Толя достал рюкзак, вышел на балкон, осторожно встряхнул давно уж не бывавшую в употреблении вещь. Под майкой поскрипывал корсет, тугая шнуровка придавала необходимую уверенность. Черт, об этом корсете уже все знают. И всех это почему-то ужасно веселит. Балинский в корсете?! А ему все равно, он бы и кринолин нацепил, лишь бы это помогло вернуться в горы.

Вышел из дому, потихонечку выбрался из поселка. Сияло солнце.

Зеленели горы. И все было прекрасно, как и должно быть прекрасно в горах ранней весной. Оглянулся — вокруг никого не было. Не сгибая спины, присел, нашарил два булыжника поувесистей, положил в рюкзак. Потом пошел. Надо с булыжниками ходить. Под нагрузкой. Только тогда толк есть и от ходьбы, и от жизни. А уж кто такой груз себе на горб взвалит, дело вкуса, от каждого по способностям. А может, не так, может, от каждого по потребностям? Вот ему, например, очень потребна Победа. Смешно, конечно, говорить об этом, имея в наличии весьма сомнительных качеств двенадцатый позвонок, но что делать, если предметом первой жизненной необходимости стала именно Победа и именно теперь; как не взвалить ее на плечи?

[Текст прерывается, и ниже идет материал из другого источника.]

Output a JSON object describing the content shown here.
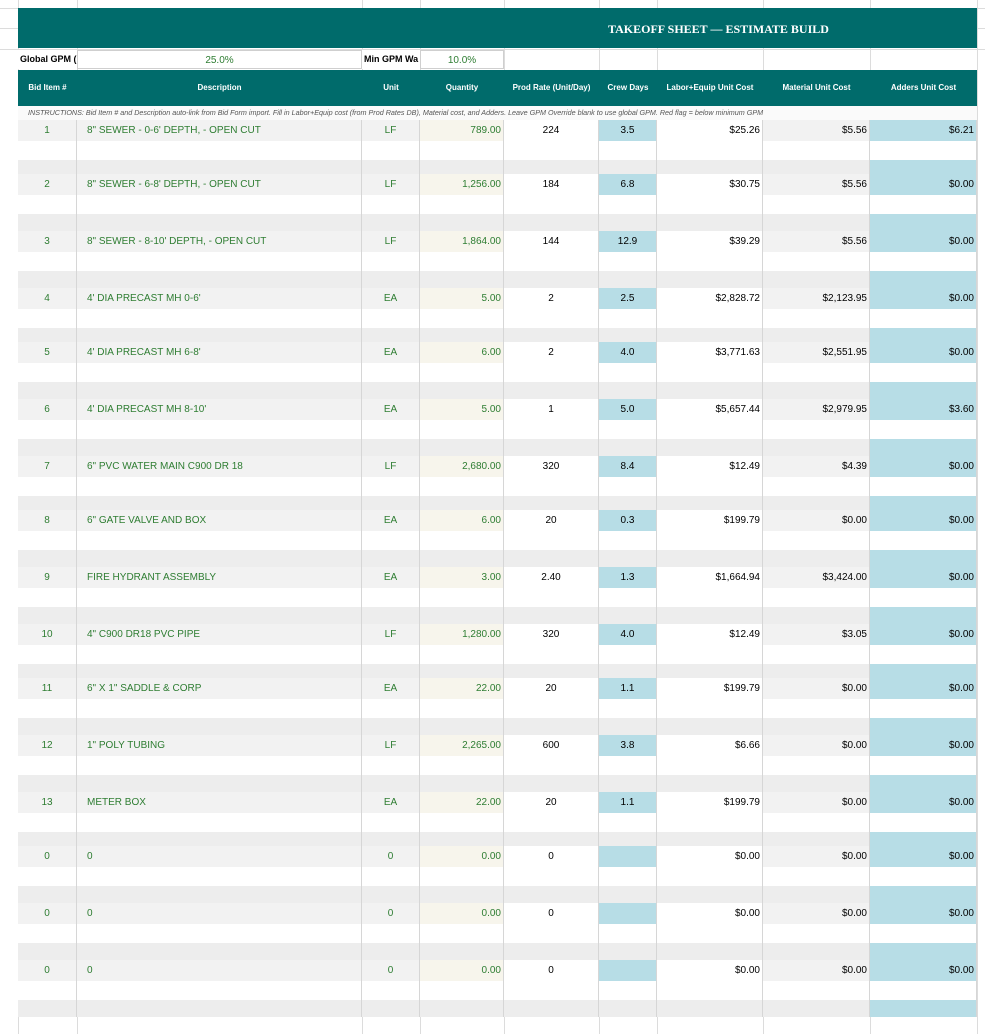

Вот Бушман. Легка разве упряжка главного технолога стройки? Ан нет, в диссертацию впрягся, статьи пишет. Никак не может смириться с тем, что их кара-кульский опыт освоения склонов так кара-кульским опытом и останется, умрет, забудется, и тем, кто примется строить новые станции в новых горах, придется придумывать велосипед заново.

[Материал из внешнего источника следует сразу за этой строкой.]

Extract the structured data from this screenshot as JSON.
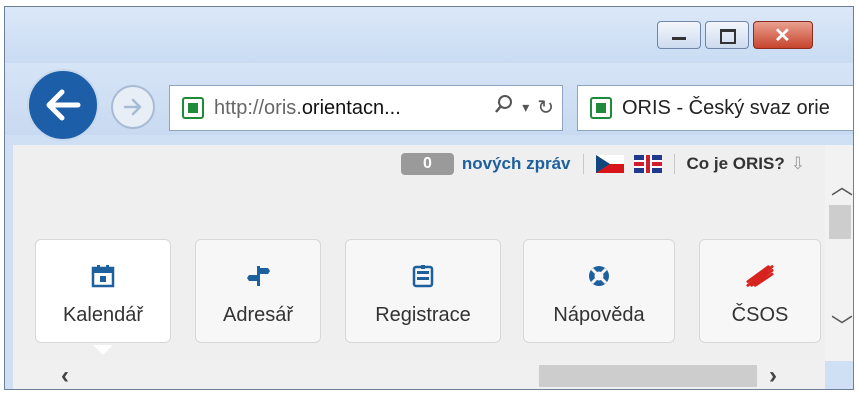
{
  "browser": {
    "address": {
      "url_scheme": "http://oris.",
      "url_host": "orientacn...",
      "search_icon": "search-icon",
      "dropdown_icon": "chevron-down-icon",
      "refresh_icon": "refresh-icon"
    },
    "tab": {
      "title": "ORIS - Český svaz orie"
    }
  },
  "page": {
    "messages": {
      "count": "0",
      "label": "nových zpráv"
    },
    "about": {
      "label": "Co je ORIS?",
      "arrow": "⇩"
    },
    "nav": [
      {
        "label": "Kalendář",
        "icon": "calendar-icon"
      },
      {
        "label": "Adresář",
        "icon": "signpost-icon"
      },
      {
        "label": "Registrace",
        "icon": "registration-icon"
      },
      {
        "label": "Nápověda",
        "icon": "lifebuoy-icon"
      },
      {
        "label": "ČSOS",
        "icon": "csos-logo-icon"
      }
    ]
  },
  "colors": {
    "back_button": "#1c5ea8",
    "link": "#1e5f9e",
    "badge": "#9a9a9a"
  }
}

Плохо ли жилось Леше Каренкину? Всю жизнь был рабочим, именитым бригадиром, героем очерков и интервью, получал дай бог каждому… Взвалил на плечи должность мастера, съехал на оклад в 162 рубля, канул в безвестность; теперь только и спрашивают, куда Каренкин делся, что это о нем ничего не слышно? А он никуда не делся, там же, на створе, разве что трудней стало, сложней.

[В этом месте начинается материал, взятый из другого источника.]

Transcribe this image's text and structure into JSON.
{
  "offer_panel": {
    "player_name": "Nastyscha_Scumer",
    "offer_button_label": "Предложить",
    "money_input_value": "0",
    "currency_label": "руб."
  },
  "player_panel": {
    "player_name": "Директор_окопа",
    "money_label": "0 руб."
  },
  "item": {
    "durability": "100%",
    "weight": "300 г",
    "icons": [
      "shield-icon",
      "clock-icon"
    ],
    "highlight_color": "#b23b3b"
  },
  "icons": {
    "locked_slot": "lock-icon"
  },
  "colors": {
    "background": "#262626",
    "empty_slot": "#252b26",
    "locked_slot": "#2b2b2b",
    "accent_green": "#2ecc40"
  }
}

Экскаваторщику Ткаличеву Александру Агеичу положено уходить на пенсию. Не уходит. Положено отработать смену, сдать машину напарнику и отправляться домой — машину сдает, но домой не спешит, потому что из всяческого железного лома, из арматуры, из подобранных по стройке труб, анкеров, обрезков железа делает для кара-кульских ребятишек карусель, и не может ее не делать. Ему за Кара-Куль обидно. За малышню. Почему городские могут кататься на карусели, а кара-кульские нет? Что у него, руки отсохнут карусель сделать? Не отсохнут. Взвалил Агеич камешек на плечи.

Понес.

Теперь все знают о «послойке», о токтогульском методе укладки бетона в плотину. Но ведь не было такого метода, не предусматривалось. Как это так, без блоков, слоями, укладывая их с помощью специально сконструированных электробульдозеров? Не рисковал ли главный инженер Леонид Азарьевич Толкачев, пробивая эту идею, связывая с нею судьбу всей стройки, труд сотен и тысяч людей? Взвалил на себя камешек. Увлек других.

И сегодня электробульдозеристы Сеяра Феттаева трамбуют бетон там, где каждый метр высоты давался лишь ценой предельного напряжения сил даже ему, Балинскому.

Толя присел, опять таким же образом, не сгибаясь, добавил в рюкзак еще один булыжник. Ну вот, теперь, кажется, в самый раз. Миновал гравзавод, карьеры; сытый рык дизелей стал постепенно стихать. Он не старался слишком усердствовать в первые дни. Но не хотел и того, чтобы кто-то видел его за этим занятием. Пришлось для прогулок выбрать место поглуше, и Первомай провел в ущелье Каинды, на Березовой поляне. Тут еще пахло снегом, из влажной земли торчали подснежники, а «единички» были вовсе в снегах и издали вполне могли сойти за «пятерки». Попил березового соку, позагорал, полазил по скалам. Тут сделал открытие, что главное для него — это избегать «нагрузок на изгиб» и что «вертикальные нагрузки» — это не так и страшно. Тем и стал руководствоваться. Уже через две недели отправился километров за сорок и шел почти без отдыха, чтобы знать, на что годен. Ночевал в горах, вернулся к вечеру следующего дня, а в Кара-Куле уже переполох, и Эля собирала ребят на поиски. Конечно, влетело. А он только отшучивался, дескать, чего пристали к инвалиду! Где это видано, чтобы инвалид контрольный срок оставлял, когда, дескать, придет. Да и попробуй оставь. Разве выпустите?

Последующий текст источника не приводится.